Van Bullock (R.I.P.) was my ninth grade Social Studies Teacher. He was a short, stocky man with an impressive bearing and presence, white-haired mop hairdo kind of like Moe Howard of the Three Stooges in wire progressive lenses. It was 1976, our country's Bicentennial year, 8 years after the assassinations of Martin Luther King and Bobby Kennedy as the country tried mightily to build bridges in the place of previous De Jure and De Facto walls. Mr. Bullock's teaching technique was using stenciled notes he passed out to all of us, particularly me and Ve Pauling and lecturing with the fire of a camp meeting preacher. (Ve is my fraternity brother in Kappa Alpha Psi; he and I realized at A&T's homecoming - GHOE last month that we've known each other since the fifth grade, attending middle school, high school and college together.) It was pre-Cable Service; pre-24-hour entertainment and news; pre-Internet. It was three years before the first rap song - King Tim the III, Personality Jock, and the first rap album - The Sugar Hill Gang burst on the scene my junior year. Fashion for me centered around acne, Afros and Bell Bottoms. The distractions in class might have been an unannounced fart, a pretty girl next to you or a view outside the classroom window.
Van Bullock would lecture and captivate a crowd of 25 fourteen-year-old teens from view and girls that HAD the notes in front of us: we still took notes in the margins, on the back of each stenciled page. Tests were open book, open note and challenging: he expected great detail and essay answers. The name of the class was Social Studies, but what he was teaching was lessons of citizenship: Civics.

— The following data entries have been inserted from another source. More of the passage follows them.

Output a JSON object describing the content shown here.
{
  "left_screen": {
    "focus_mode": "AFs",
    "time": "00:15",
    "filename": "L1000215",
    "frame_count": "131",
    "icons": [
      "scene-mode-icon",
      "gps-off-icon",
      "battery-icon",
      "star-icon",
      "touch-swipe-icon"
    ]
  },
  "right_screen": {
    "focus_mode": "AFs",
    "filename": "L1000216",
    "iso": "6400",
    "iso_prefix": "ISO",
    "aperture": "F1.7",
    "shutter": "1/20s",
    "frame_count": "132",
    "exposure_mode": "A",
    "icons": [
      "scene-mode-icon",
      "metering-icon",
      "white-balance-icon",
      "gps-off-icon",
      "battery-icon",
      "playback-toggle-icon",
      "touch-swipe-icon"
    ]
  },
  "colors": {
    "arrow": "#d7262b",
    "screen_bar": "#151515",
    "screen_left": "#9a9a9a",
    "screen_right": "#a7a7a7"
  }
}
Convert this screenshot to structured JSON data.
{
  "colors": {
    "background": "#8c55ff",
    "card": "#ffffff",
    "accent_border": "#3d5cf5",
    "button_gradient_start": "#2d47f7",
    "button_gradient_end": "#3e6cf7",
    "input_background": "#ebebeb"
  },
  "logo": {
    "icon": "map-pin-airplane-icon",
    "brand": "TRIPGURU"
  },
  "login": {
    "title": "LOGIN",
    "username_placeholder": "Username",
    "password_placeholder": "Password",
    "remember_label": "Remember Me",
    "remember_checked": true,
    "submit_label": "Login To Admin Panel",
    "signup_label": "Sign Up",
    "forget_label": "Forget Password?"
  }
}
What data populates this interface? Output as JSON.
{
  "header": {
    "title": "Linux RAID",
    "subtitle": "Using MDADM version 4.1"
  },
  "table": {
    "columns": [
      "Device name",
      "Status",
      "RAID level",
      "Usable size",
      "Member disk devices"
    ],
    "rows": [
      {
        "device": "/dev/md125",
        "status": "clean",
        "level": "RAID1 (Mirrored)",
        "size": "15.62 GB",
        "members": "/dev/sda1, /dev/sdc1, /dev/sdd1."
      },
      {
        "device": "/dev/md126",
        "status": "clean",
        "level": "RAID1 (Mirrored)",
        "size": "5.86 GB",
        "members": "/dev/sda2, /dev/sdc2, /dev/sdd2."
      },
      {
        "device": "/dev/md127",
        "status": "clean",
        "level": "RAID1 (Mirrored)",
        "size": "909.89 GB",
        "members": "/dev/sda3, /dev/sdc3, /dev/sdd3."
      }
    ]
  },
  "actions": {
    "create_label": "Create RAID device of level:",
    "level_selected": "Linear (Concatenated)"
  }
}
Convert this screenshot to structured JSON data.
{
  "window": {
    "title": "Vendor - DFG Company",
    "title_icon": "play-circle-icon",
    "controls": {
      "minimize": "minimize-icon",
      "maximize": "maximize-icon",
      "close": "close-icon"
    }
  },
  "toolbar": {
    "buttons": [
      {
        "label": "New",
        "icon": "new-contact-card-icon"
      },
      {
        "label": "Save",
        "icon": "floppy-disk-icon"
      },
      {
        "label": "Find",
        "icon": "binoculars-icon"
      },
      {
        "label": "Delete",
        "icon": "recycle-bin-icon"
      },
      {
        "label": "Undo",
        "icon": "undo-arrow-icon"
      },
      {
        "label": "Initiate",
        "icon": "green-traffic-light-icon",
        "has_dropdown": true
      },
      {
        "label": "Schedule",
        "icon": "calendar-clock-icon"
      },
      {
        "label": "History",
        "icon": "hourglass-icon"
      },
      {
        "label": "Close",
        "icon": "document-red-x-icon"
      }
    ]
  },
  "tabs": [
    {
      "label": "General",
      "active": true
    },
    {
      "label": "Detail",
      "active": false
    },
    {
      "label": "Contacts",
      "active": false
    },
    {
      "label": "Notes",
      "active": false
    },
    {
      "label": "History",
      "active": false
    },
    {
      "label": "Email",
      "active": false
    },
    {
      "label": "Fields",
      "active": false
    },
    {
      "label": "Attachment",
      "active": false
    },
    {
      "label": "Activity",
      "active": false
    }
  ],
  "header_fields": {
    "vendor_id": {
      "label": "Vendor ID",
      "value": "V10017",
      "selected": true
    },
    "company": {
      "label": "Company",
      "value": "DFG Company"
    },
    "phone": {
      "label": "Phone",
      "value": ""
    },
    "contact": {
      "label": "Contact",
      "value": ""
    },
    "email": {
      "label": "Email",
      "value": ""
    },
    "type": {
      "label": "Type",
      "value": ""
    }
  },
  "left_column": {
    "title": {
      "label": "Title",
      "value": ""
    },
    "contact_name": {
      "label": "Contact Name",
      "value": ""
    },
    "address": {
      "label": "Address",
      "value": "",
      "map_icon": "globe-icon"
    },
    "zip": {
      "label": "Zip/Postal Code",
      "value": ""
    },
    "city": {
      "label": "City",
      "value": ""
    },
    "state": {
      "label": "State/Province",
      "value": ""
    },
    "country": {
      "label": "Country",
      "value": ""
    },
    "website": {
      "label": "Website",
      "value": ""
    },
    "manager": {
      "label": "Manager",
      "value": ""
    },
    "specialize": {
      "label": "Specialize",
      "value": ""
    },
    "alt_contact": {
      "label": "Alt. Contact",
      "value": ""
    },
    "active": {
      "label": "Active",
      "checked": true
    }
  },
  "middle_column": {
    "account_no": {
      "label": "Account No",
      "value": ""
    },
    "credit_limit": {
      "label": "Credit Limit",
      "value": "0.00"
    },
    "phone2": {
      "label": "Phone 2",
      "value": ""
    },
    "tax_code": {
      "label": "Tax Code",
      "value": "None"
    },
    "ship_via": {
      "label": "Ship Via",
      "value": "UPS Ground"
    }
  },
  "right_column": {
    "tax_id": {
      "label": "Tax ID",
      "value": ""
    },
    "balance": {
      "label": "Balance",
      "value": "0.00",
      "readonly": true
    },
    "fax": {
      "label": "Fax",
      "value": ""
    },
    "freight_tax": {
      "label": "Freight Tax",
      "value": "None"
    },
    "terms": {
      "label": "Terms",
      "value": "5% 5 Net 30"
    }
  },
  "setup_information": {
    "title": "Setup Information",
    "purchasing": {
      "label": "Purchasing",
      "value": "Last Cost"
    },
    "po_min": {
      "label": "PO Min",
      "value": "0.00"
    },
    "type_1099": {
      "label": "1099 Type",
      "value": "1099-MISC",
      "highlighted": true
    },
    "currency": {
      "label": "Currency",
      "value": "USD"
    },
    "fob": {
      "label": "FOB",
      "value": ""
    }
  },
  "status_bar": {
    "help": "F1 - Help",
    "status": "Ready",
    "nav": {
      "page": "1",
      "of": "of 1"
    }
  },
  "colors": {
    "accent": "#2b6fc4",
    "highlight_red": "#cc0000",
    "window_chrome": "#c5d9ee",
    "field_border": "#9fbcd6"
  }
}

Civics (n): the study of the rights and duties of citizens and of how government works. Meridian-Webster online
Mr. Bullock was teaching Civics because he had the freedom to do so. He was not held to the standard of preparing students for a high-stakes standardized test because no such machination existed from the testing industrial complex. He did not have the pressure of "teaching to the test" with the wink-and-nod from Principal and Superintendent stating the party line that you were not to, knowing full well your end-of-year evaluation depended on how a teenager who's frontal lobe could misfire on the very DAY of that high-stakes exam, put his head down and take a nap...>_<
Van Bullock was teaching all of us, in a forced-bused integrated class in East Winston the rudimentary fundamentals of citizenship. Though forced, it exposed us beyond our cultures and expanded our tolerance, friendships and spheres of influence. We were learning - side-by-side - together. We looked different, we lived on different sides of town and if we attended worship centers probably had different perspectives on that as well. We could all agree that learning those building blocks to take on the responsibilities of the adulthood and the world we were all growing up into was important. We had classroom debates; mock elections: history came alive in that man's room! We learned (hopefully putting a few at ease), to make, change or ABOLISH a Constitutional Amendment it takes a 2/3 majority in both houses of congress (67 senators; 292 house members) and 3/4 of the states - 38 in our case - to ratify it in their legislatures. I tried to capture and emulate that magic every time I taught physics and math at Manor High School. Sometimes I was successful; sometimes I wasn't.
I assumed wrongly that this would always be the focus of our nation's education enterprise, preparing citizens for ownership of our federal republic.
I am sadly aware Mr. Bullock, quite clearly that it is not.